Конечно, какому судье ляжет к душе, начни все на суде обращаться не к нему, к судье, а к заседателям?
– А дело, – продолжал свидетель, – сплелось так… Вызвал нас главный: «Посылаю на разгрузку цемента». Всё честь по чести объяснил, по каковским это правилам вести выгрузку этой заразы. Ну, порулили мы на станцию… Ну, контрольности вокруг никакой… Бесхозные казаки… Всяк сам себе атаманок… Ну, заскочили в одну «Улыбаловку», керосиновую лавку. В другую… Крепостно подгорячились… «Мелкобуржуазная стихия» чувствительно подкосила нас. И к вагону мы уже добирались на бровях. Упокойный Петро первым докружил вросхмель до вагона. Взлез по лесенке на борт. Свесился, потрогал рукой цемент. А я вам доложу… В открытых полувагонах цемент сверху чуток поливают. Подхватывается такая корочка. И цемент в дороге ветром не выдёргивает. На пробу пошлёпал, значится, он эту корочку. Твердоватая! Это-то и подвигнуло его на облом. Он и загорлань:
«Ну вы, нанизу! Шелупонь косопузая! Спорим!.. Ибэдэшники[160] разнесчастные! Скидывайсь по рваному да намётом гони гонца в ближнюю «Улыбаловку». На спор прошпацирую по цементу! Пройду посредь вагона от этого до дальнего от меня угла и сяду на борт. Там и приму от вас, аликов[161] во кресте и в законе, добытый спором шкалик грудного молока!»

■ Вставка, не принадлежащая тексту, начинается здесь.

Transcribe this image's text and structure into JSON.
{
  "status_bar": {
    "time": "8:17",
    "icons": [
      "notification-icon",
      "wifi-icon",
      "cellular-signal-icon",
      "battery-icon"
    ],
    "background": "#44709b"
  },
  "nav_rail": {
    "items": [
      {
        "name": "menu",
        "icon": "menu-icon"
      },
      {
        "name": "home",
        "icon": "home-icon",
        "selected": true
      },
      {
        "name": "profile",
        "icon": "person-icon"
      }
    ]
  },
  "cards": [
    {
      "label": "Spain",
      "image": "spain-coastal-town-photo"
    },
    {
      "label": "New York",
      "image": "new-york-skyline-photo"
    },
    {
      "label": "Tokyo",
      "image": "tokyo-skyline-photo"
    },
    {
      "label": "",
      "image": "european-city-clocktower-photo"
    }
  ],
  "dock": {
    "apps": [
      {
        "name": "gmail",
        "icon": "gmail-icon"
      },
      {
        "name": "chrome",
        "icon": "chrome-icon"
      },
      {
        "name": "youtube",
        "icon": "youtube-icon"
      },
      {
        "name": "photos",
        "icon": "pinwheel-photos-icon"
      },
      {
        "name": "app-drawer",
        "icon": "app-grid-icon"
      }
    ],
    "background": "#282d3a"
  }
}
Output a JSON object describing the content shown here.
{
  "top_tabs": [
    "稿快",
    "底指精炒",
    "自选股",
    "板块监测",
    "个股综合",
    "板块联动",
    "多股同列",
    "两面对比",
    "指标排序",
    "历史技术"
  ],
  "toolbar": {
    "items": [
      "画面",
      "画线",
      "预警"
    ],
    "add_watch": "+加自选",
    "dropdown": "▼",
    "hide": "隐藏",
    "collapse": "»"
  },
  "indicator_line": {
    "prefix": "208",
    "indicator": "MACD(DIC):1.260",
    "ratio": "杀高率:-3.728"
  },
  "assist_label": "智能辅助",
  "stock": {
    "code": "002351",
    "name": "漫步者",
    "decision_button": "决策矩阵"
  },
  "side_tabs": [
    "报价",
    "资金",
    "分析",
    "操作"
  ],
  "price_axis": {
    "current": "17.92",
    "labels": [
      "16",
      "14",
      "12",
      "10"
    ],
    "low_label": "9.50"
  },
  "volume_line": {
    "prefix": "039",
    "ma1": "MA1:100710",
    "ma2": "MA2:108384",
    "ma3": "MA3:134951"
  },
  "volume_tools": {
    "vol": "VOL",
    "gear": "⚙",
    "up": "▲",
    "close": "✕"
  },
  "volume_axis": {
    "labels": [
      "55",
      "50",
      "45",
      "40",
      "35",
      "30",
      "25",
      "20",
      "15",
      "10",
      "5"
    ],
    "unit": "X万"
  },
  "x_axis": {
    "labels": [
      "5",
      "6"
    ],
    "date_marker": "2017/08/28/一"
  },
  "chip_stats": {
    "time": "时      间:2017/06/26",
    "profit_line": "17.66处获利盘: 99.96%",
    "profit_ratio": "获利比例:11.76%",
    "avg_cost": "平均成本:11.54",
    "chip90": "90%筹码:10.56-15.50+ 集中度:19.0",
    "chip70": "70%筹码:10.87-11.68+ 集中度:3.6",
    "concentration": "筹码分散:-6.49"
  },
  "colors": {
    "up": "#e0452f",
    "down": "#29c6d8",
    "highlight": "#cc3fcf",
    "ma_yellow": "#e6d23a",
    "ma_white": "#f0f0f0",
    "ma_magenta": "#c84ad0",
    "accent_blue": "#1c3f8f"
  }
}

Промеж собой грудным молоком или тёщиной смесью мы прозываем водку.
Не успели мы смахнуть дурачишку с верхотуры…
Я, самый высокий, словчился схватить его за ногу. Да лишь один сапог остался у меня в руках от страдалика… Переломился, перетёк он через борт и вниз коробкой[162] вальнулся в цемент. В мгновение лёпнулся на дно!.. Цементом и захлебнись…
– Почему же вы на первом слушании так прямо про всё про это умолчали? – осерчал Валяев.
– А убоялись, что и нам падёт на орехи. Думали, всё тихо-мирно само сядет на тормозах.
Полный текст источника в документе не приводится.